The figurative language of Claire Fuller…

Reading time: Less than 2 minutes

I like to share interesting pieces of figurative language I encounter in my reading. I write today about a series of similes and metaphors from British writer Claire Fuller…

I recently finished the exquisitely written novel Swimming Lessons by British writer Claire Fuller. To be fair, I don’t think she wrapped up the plot terribly well. The story of a dysfunctional family with the father in the final days of his life and an absent (dead?) mother and two argumentative daughters was interesting enough — but the ending disappointed me. Still, Fuller’s figurative language was superb.

Here are some of my favourite examples:

  • Close up, the abstract swirls and eddies embroidered on the tablecloth transformed themselves into silvery-blue fish swimming over her knees.
  • Flora gazed upwards, watching the branches of the hornbeam slice the moon like a pie.
  • ‘He’s an idiot,’ I said, and realized I’d spoken aloud when the plump woman in front of me and a great cape swiveled her pigeon head.
  • Behind you the percolator’s stomach rumbled.
  • You were called back by the waitress, and as I glanced over my shoulder you were standing in the doorway, both hands resting on the frame as if you alone were keeping the building from collapsing.
  • There were fewer books in the kitchen, but they still hugged the walls, cluttered the table and roosted on the counter.

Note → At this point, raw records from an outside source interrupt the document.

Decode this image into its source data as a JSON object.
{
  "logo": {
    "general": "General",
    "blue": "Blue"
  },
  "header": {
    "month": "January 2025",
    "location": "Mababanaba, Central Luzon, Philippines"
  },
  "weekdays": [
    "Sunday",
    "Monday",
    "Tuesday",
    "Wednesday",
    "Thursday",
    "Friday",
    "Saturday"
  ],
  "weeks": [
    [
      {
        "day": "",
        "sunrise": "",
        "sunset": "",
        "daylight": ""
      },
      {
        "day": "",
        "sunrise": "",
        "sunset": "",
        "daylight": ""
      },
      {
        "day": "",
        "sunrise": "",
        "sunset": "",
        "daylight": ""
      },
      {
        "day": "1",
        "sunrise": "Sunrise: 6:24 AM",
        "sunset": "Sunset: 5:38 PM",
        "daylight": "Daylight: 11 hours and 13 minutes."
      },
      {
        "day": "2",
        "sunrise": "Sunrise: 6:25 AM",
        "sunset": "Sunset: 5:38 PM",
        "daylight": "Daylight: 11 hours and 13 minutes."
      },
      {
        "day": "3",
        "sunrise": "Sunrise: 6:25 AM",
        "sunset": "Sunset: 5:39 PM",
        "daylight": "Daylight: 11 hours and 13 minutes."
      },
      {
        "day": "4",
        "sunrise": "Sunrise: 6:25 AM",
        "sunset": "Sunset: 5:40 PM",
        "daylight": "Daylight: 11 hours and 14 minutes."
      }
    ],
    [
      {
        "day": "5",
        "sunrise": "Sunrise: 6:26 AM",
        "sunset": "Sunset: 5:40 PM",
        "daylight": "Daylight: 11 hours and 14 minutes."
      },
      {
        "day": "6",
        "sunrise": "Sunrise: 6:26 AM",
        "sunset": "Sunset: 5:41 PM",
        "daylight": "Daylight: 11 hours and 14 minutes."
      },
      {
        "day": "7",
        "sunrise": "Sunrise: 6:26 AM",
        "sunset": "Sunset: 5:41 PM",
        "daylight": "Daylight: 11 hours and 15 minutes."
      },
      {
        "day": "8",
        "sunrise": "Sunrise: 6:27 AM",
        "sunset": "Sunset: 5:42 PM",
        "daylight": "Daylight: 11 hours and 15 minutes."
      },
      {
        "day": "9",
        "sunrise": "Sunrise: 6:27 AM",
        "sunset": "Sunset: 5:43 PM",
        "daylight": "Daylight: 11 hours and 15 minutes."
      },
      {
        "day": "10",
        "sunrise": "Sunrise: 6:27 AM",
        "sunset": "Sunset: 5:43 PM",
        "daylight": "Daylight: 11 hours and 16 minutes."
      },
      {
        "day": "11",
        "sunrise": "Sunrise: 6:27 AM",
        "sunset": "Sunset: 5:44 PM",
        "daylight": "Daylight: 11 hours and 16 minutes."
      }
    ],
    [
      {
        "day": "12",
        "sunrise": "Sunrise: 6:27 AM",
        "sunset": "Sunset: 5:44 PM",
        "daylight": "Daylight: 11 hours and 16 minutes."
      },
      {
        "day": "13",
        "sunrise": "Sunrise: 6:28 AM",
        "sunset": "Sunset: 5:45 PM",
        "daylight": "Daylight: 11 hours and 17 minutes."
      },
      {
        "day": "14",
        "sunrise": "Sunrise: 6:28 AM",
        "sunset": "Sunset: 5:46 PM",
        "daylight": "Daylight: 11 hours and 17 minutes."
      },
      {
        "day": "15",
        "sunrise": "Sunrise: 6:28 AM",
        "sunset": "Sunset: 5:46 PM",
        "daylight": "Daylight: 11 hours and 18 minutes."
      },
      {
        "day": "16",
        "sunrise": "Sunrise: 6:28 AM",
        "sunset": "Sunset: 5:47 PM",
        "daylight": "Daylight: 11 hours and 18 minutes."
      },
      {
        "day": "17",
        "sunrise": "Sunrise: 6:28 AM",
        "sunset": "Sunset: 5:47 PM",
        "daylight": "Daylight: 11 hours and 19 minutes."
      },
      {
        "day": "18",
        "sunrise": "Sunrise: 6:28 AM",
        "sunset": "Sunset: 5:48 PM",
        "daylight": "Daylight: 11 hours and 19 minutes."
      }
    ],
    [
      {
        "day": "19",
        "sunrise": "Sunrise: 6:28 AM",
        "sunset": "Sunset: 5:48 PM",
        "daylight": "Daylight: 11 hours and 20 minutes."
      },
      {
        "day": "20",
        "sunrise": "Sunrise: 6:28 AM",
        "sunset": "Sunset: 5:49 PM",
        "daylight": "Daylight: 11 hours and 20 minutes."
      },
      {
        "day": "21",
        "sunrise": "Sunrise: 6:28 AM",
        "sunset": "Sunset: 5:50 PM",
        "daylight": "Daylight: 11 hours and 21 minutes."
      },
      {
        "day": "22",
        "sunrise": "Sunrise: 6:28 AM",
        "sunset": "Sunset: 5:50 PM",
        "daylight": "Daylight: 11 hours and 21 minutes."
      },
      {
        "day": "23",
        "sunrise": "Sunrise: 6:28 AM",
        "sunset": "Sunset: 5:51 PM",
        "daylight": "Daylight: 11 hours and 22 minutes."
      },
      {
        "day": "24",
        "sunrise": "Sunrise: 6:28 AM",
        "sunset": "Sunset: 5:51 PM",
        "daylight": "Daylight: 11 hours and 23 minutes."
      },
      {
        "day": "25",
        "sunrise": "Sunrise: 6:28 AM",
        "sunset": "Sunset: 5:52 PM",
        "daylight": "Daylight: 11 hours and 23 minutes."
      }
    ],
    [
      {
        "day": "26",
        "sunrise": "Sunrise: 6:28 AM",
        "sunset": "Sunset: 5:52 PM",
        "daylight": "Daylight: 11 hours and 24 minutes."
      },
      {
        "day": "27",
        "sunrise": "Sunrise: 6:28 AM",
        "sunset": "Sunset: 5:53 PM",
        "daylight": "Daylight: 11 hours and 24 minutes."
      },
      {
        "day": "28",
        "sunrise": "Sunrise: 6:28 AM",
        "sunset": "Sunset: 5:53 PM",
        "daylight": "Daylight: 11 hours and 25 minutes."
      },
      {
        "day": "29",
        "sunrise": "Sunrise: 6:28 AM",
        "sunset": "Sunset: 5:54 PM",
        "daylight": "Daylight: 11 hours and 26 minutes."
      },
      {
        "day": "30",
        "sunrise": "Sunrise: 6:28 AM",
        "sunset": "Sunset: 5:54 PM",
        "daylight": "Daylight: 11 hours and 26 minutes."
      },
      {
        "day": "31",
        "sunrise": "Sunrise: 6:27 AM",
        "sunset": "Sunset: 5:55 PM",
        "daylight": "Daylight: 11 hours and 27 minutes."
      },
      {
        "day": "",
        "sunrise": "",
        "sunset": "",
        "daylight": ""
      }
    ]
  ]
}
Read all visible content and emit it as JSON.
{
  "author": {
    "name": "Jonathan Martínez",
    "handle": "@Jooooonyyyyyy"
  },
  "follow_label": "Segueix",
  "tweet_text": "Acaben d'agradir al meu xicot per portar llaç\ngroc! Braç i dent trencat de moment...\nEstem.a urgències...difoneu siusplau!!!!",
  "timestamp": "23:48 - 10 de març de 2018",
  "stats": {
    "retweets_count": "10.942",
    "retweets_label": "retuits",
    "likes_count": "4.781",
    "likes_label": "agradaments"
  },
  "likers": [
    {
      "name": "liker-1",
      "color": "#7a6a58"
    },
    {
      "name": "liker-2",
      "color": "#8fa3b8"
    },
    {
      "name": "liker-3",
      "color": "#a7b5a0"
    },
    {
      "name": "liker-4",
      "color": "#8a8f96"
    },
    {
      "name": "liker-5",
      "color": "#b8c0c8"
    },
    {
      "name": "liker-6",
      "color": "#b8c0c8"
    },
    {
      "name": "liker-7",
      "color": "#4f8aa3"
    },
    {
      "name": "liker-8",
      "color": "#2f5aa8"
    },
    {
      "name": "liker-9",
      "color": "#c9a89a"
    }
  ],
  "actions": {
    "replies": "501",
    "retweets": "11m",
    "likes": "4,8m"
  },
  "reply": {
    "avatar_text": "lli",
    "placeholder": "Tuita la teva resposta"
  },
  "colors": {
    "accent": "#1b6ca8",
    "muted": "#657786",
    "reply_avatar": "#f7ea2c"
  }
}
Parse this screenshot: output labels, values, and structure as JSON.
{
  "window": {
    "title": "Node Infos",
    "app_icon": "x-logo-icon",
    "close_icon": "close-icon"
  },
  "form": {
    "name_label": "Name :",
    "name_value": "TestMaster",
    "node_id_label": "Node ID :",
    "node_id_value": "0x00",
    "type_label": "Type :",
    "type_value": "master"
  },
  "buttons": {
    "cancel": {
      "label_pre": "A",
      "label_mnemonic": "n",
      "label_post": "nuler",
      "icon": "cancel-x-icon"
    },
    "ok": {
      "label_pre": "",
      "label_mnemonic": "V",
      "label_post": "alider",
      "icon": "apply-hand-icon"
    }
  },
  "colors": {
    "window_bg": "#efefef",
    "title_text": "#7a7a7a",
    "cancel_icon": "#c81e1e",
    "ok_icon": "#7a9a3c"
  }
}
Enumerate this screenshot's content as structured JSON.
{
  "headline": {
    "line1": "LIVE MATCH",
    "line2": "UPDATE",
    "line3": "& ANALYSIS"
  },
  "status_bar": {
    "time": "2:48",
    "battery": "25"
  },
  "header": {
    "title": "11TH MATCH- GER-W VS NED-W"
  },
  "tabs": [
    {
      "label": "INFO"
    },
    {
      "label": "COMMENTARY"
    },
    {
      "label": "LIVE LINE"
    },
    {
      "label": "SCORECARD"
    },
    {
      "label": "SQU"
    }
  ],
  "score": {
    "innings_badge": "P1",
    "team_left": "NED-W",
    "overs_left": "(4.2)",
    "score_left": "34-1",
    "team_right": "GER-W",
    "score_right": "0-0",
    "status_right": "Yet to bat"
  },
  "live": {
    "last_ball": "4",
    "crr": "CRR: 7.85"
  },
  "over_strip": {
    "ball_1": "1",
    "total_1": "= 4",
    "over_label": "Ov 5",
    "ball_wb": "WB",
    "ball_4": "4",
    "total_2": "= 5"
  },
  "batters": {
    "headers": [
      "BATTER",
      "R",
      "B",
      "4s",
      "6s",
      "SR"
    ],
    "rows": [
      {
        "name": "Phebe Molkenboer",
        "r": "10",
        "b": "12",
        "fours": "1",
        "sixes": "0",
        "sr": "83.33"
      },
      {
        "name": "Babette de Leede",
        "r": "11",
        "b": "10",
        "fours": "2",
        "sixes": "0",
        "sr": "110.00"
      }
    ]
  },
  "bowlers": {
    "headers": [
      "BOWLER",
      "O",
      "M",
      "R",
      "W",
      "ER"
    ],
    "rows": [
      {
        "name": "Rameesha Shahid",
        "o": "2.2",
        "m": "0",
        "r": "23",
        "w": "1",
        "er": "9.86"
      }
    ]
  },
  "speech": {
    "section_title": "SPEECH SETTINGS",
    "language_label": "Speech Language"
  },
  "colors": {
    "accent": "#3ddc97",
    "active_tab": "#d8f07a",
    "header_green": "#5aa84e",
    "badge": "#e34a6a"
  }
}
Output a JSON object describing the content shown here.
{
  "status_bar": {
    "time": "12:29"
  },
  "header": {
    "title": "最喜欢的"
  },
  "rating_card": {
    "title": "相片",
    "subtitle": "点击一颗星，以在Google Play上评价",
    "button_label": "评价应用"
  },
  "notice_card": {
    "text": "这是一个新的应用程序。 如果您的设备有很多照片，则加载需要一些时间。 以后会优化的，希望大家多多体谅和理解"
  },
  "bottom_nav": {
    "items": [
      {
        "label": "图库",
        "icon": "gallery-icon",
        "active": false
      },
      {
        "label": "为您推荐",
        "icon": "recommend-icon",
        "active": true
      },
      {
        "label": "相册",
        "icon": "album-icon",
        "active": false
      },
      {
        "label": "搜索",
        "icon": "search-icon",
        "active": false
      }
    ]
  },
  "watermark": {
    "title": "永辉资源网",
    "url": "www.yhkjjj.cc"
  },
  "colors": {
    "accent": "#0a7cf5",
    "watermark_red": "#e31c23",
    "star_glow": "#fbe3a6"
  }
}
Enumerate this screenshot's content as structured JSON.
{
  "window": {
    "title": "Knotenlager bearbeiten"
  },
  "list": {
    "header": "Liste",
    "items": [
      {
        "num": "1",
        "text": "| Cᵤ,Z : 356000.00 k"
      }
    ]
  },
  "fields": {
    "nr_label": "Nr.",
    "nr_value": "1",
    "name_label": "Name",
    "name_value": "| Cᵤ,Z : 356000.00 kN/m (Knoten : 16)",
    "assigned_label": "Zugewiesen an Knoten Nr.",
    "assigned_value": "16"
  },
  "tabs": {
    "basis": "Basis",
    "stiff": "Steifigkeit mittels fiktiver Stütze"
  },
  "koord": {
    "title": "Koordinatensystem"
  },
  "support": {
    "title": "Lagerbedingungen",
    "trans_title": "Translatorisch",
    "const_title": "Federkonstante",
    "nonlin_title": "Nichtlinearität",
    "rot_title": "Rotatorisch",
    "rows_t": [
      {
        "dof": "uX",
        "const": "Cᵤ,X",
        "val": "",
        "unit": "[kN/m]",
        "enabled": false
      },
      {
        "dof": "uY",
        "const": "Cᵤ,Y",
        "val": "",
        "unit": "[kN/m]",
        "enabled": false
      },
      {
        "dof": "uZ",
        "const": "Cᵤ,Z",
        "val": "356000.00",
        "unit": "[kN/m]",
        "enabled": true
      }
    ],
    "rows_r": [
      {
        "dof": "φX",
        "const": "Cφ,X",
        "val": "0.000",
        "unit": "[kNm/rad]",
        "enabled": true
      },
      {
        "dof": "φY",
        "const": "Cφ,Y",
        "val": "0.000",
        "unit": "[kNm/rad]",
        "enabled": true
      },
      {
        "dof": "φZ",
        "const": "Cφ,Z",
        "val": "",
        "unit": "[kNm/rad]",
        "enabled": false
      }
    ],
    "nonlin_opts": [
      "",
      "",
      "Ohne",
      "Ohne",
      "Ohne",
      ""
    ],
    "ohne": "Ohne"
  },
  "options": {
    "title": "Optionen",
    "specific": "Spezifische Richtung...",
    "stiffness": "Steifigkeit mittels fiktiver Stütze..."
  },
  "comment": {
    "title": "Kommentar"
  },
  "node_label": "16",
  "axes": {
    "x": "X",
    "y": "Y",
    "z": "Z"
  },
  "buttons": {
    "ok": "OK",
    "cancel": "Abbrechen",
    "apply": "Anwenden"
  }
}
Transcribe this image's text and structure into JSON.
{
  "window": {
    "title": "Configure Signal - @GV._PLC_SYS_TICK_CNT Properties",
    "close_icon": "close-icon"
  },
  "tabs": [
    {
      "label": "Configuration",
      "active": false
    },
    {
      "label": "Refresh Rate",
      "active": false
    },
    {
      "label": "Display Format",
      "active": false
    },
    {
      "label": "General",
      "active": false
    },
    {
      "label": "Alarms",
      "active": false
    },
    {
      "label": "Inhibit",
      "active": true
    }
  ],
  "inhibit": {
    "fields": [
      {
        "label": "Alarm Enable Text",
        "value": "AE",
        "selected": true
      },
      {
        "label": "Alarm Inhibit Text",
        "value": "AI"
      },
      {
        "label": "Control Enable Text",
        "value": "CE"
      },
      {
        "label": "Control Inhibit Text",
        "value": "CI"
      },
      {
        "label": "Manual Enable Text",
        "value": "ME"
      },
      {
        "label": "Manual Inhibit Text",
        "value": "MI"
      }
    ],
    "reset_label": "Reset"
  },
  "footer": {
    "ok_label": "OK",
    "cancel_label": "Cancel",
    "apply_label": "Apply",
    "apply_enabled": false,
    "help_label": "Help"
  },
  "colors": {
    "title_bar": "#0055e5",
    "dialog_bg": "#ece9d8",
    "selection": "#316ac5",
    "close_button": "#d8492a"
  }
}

These had strips of newspaper, hanging out like loose grey tongues, marking pages.
  • For that week I replayed our time in the café so often the memory became grey through overuse.
  • The tide was going out, sucking at the sand, rattling the loose stones, and the sea was the colour of wet denim. Above it, the palest lemon yellow stains in the sky
  • I gazed out of your kitchen window at a washing line slung from a corner of the house to a metal pole. A dozen clothes pegs clung like birds on a wire and a sock dangled from one of them.
  • His left eye looked grotesque in the morning light, puffed and purple like a rotten aubergine.
  • I sat on Nan’s bed, feeling useless, and gazing out at the sea where ragged clouds tore themselves to shreds against a knife-sharp horizon.
  • I swam straight out towards the rising sun, which was under-lighting the clouds with a dramatic orange as if I were swimming into a renaissance landscape.